Цветы смотрят сочувственно, кивают. Шелково блестящие черные лепестки с гранатовым отливом упруго неподвижны, плотно прилегают друг к другу. Вокруг них струится теплый, зеленоватый, слегка терпкий аромат. Кофе почему-то не помогает проснуться. Наверное, здесь слишком тепло, но не просить же открыть окно, ни в коем случае нельзя. Цветы могут простудиться.

— Я обратила внимание, что в воспитательной работе очень большое значение придается этическим аспектам, — говорят Цветы. — Это, как я понимаю, ваше новшество. Обычно акцент делается на дисциплине, формальных мерах.

— Боюсь, что мои коллеги и я в этом вопросе скорее солидарны с предками наших китайских друзей. Невозможно усторожить сторожей.
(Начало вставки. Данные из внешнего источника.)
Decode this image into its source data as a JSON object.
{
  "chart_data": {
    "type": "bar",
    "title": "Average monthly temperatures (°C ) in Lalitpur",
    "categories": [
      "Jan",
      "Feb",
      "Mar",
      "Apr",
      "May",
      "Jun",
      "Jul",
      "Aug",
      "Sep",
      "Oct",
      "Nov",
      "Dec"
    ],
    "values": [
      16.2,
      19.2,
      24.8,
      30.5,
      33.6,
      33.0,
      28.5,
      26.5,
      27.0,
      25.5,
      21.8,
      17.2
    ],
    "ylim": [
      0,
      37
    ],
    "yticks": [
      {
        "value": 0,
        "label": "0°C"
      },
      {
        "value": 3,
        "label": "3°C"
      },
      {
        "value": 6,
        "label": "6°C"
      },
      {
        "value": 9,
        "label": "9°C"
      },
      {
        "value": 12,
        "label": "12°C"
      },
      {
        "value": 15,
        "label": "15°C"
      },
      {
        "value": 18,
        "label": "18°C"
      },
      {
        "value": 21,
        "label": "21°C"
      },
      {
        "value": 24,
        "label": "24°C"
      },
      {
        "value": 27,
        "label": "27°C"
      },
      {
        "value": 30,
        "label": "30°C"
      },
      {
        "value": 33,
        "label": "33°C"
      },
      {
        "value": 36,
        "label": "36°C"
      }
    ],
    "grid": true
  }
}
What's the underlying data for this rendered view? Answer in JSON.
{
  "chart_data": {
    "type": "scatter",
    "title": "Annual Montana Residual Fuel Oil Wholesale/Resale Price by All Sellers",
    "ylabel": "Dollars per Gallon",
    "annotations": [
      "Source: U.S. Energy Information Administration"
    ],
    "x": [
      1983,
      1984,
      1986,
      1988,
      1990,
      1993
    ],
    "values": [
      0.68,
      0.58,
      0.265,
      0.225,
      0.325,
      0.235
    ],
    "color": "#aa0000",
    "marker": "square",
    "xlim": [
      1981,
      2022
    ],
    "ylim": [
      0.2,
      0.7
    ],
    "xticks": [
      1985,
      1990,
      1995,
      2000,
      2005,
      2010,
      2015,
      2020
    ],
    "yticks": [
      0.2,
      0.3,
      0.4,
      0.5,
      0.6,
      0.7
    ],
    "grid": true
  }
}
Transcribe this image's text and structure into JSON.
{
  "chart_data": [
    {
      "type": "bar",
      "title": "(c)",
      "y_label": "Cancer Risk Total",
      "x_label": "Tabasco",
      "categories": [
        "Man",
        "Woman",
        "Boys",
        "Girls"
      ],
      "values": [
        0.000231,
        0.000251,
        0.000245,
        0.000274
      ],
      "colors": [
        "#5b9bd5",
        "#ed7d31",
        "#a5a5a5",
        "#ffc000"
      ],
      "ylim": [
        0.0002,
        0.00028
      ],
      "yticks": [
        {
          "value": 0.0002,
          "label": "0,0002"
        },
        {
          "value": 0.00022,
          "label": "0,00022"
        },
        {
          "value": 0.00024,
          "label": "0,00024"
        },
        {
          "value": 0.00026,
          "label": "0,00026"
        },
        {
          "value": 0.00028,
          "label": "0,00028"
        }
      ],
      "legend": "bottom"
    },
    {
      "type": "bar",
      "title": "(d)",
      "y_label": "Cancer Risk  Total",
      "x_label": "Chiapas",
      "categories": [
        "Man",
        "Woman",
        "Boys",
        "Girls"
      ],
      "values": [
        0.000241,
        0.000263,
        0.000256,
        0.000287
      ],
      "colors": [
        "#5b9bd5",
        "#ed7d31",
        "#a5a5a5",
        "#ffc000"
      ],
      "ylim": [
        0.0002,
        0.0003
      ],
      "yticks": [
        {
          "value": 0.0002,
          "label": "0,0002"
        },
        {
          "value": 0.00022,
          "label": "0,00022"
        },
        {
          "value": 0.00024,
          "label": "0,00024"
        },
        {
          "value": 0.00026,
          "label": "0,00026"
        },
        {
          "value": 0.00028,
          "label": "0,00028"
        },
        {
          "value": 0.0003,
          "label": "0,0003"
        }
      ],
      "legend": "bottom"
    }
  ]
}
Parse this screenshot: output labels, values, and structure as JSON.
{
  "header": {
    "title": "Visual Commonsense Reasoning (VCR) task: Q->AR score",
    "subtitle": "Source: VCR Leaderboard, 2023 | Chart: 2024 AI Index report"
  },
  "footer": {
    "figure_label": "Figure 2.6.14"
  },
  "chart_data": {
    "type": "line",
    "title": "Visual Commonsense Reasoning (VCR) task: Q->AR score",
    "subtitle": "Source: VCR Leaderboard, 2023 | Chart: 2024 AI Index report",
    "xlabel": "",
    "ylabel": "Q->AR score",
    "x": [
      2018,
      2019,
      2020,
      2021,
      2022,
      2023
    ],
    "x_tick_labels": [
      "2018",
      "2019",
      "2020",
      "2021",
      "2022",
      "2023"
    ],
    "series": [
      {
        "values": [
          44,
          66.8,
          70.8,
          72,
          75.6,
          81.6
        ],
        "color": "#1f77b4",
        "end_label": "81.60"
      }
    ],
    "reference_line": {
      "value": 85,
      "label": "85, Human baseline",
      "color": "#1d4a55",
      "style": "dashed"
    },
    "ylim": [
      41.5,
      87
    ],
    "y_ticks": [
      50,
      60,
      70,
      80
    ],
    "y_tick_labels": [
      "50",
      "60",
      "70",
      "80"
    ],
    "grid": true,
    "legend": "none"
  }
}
Сколько уровней безопасности ни пристрой, какие выгоды не повесь пряником, каким страшным ни сделай кнут — но нельзя уберечься ни от ошибок, ни от злонамеренности, ни от равнодушия и некомпетентности, которое в нашем деле равны злонамеренности. Система может запроверять себя настолько, что перестанет работать, разложиться от безнаказанности, впасть в оба греха одновременно. Я это видел и вы наверняка это видели. — Редкий случай, усмехнулся про себя полковник: проповедуешь обращенному. — Что остается? Сделать сторожа честным — изнутри, насколько это возможно. Пусть он сторожит себя сам.